God be with the days when the man at the bad end of a century break could be seen in the background anxiously lighting up and firing back a swift settler. When they win now, players appear satisfied, at best, and when they lose they are contemplative and vow to work harder, which they quite probably do.

It would be interesting to establish if the profile of the TV snooker audience has changed much over the last two decades. At one stage during the week, David Vine invited us to go out to our kitchens to "make a cup of sherbert". Sherbert? Who was he talking to? Nora Batty?

At these world championships, frames were won and lost as always, but there was no sense of impending catastrophe, no real doom in the eyes of any of the contenders. Which, if we are honest, is what made the great days of snooker just that.

But still we watch, as if faithfully tuning into a soap that has lost almost all its great characters but remains an unbreakable habit. And maybe we stay loyal because, every so often, a great old yarn comes to light, a good, old-fashioned dollop of human interest.

This year we got our story. A favourite emerged. With Jimmy White obligingly betraying us yet again, Joe Swail stepped forward as our flawed hero. Joe, with his much publicised hearing impediment, and his initial shyness in the interview rooms which gave way to devilish humour. Day after day it seemed was a last chance saloon and still he emerged unscathed.

We loved Joe because he was so patently thrilled just to be on our screen, to still have reason to have his shirts pressed at quarter-final time. When he fought back to 11-13 in the semi-final against Matthew Stephens, it was time to give way to fairy stories.

By Saturday evening, it was clear it wouldn't happen. Joe gamely took the first frame of the session, but then they just wouldn't fall and his opponent strolled it.

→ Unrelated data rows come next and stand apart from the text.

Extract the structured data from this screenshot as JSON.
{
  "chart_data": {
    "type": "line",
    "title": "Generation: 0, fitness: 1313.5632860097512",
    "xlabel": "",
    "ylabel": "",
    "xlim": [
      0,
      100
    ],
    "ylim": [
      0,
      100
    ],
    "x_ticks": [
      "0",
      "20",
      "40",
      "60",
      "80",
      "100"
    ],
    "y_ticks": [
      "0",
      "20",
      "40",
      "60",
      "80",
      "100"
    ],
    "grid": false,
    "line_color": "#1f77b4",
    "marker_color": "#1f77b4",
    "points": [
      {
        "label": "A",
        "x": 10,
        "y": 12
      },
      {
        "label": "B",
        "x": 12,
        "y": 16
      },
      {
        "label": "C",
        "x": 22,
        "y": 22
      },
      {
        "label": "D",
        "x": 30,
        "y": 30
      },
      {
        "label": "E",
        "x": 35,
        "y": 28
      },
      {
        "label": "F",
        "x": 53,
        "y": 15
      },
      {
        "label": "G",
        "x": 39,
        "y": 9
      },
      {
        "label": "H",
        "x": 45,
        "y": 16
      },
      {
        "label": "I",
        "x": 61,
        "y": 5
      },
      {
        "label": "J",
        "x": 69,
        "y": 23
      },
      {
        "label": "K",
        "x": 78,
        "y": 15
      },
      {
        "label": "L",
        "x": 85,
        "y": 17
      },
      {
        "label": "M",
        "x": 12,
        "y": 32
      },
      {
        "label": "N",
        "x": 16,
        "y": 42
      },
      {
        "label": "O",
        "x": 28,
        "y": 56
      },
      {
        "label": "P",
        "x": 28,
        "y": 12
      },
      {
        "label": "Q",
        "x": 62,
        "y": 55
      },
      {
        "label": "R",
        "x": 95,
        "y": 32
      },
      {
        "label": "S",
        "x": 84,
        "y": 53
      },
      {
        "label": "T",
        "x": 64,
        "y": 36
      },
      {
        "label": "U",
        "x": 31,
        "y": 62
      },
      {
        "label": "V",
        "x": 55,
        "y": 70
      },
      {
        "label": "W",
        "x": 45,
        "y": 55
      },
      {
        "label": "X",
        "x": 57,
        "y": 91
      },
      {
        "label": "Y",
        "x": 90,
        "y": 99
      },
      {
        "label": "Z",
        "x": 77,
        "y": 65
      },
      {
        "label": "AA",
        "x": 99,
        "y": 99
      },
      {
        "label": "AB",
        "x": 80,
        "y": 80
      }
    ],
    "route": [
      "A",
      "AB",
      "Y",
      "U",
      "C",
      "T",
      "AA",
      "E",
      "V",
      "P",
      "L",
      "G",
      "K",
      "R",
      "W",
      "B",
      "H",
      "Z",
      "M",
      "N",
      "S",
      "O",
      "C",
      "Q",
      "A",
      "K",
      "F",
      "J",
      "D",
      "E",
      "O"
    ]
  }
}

But it didn't matter because we still got the gesture, the fleeting improvisation that sets him apart. Trailing 12-15 and seeing his one shot at the dream dissipating, Joe made a hash of a shot on a red, but he fluked another red and in the process almost snookered himself. The crowd tittered. Joe was on the ropes.

So what did he do? Walked up to the camera and threw us all a big jaunty wink. It was a spontaneous shrug of what-the-hell fatalism. And it told us what we knew: whatever qualities Joe lacks at the table, the guy's sure got class.